Cela a pour but de réduire l’effet d’enfermement, en laissant aux détenus la perception de lieux différenciés, adaptés aux diverses fonctions assurées dans les établissements.
L’
objectif
pénitentiaire est donc d’
assurer la régulation sociale
, par l’application de peines, et de
favoriser la réinsertion
après exécution de la peine.
Ces objectifs ont été concrétisés par plusieurs concours d’architecture.

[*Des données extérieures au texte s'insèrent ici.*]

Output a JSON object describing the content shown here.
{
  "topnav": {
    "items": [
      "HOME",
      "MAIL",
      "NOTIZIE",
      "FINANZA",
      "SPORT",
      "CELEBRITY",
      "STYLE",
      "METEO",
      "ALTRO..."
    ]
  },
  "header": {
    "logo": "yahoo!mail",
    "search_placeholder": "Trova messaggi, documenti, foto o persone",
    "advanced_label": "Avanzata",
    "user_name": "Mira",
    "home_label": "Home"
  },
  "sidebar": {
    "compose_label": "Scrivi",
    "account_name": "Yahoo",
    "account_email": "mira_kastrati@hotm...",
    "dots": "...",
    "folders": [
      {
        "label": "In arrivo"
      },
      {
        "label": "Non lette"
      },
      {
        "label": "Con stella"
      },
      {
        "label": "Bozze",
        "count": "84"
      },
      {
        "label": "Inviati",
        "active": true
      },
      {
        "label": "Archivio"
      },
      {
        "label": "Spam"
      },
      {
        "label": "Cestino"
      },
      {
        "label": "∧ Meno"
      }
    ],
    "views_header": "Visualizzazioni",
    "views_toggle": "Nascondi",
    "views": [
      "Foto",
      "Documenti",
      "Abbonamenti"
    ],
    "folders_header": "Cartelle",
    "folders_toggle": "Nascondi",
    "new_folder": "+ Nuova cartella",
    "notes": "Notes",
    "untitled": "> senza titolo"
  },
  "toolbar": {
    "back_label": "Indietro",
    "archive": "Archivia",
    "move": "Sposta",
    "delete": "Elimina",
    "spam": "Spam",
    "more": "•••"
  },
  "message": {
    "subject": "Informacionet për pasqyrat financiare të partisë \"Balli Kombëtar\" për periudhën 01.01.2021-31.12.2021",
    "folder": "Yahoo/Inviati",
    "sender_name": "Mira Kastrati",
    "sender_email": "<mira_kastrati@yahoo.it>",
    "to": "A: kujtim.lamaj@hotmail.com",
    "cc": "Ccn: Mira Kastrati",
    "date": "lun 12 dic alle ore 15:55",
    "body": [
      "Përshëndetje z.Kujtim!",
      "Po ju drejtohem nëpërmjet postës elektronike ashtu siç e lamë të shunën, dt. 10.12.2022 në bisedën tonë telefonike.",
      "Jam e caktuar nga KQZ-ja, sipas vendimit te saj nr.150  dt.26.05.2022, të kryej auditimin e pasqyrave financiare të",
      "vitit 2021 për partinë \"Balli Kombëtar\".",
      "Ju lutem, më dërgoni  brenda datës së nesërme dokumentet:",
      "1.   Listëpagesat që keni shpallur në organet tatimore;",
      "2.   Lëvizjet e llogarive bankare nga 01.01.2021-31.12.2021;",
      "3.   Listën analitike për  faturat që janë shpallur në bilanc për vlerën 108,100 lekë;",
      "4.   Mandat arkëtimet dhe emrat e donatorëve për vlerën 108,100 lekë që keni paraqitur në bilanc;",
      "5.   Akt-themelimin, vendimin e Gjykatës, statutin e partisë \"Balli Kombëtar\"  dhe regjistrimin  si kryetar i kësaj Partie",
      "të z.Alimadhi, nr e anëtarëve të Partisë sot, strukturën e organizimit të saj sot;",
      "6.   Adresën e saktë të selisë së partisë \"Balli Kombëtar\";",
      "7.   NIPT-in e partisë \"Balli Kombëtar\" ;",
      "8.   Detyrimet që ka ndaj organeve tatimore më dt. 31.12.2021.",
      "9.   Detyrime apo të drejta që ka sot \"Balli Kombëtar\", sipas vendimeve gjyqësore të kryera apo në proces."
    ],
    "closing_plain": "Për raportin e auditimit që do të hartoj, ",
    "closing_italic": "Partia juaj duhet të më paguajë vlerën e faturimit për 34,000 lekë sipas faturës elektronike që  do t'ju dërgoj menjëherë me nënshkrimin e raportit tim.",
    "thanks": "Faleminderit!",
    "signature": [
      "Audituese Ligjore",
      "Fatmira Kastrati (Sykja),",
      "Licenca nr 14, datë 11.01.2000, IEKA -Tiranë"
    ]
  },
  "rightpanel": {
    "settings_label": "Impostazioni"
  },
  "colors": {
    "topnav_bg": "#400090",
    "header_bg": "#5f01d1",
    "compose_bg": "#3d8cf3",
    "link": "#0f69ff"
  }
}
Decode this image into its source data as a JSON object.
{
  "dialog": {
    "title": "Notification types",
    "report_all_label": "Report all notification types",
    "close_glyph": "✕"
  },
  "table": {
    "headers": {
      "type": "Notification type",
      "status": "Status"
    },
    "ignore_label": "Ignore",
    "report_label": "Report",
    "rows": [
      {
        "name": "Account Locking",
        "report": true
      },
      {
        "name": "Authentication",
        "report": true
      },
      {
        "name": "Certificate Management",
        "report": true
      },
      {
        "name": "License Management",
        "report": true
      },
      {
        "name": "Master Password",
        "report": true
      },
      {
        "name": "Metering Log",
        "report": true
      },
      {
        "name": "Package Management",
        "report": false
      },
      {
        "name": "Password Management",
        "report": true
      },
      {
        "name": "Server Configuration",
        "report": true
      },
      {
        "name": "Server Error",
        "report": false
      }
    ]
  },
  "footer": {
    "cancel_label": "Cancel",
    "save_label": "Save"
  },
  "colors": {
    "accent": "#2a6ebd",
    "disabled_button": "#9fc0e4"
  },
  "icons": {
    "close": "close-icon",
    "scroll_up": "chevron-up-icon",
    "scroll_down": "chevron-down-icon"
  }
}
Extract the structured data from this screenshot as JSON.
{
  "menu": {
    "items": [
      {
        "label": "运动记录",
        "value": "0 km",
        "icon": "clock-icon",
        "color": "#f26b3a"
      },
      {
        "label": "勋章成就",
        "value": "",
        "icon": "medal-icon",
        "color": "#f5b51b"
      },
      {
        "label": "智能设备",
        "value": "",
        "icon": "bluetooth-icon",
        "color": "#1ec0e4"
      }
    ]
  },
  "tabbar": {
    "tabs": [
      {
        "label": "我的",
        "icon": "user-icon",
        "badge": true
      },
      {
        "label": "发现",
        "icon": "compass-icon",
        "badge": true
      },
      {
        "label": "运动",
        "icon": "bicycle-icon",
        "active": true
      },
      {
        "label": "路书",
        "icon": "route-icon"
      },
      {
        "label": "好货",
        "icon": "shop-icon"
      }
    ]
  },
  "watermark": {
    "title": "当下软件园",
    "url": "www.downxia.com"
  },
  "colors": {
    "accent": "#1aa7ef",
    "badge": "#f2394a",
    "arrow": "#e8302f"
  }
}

Afin de guider leur organisation, un groupe de réflexion a été constitué à l’initiative de M. Badinter, Garde des Sceaux, en janvier 1984, pour préciser les caractéristiques de la prison de l’an 2000. Ce groupe de réflexion, composé de membres de l’administration pénitentiaire, de médecins, d’architectes, d’avocats, de magistrats, a dégagé un certain nombre d’exigences fondamentales destinées à servir de base à l’élaboration de tout programme de constructions neuves ou de rénovations d’établissements anciens : architecture au service de l’amélioration des conditions de vie des détenus et des conditions de travail du personnel pénitentiaire, adaptation des constructions à l’environnement, économie d’exploitation, participation de la main‐d’œuvre pénitentiaire, etc.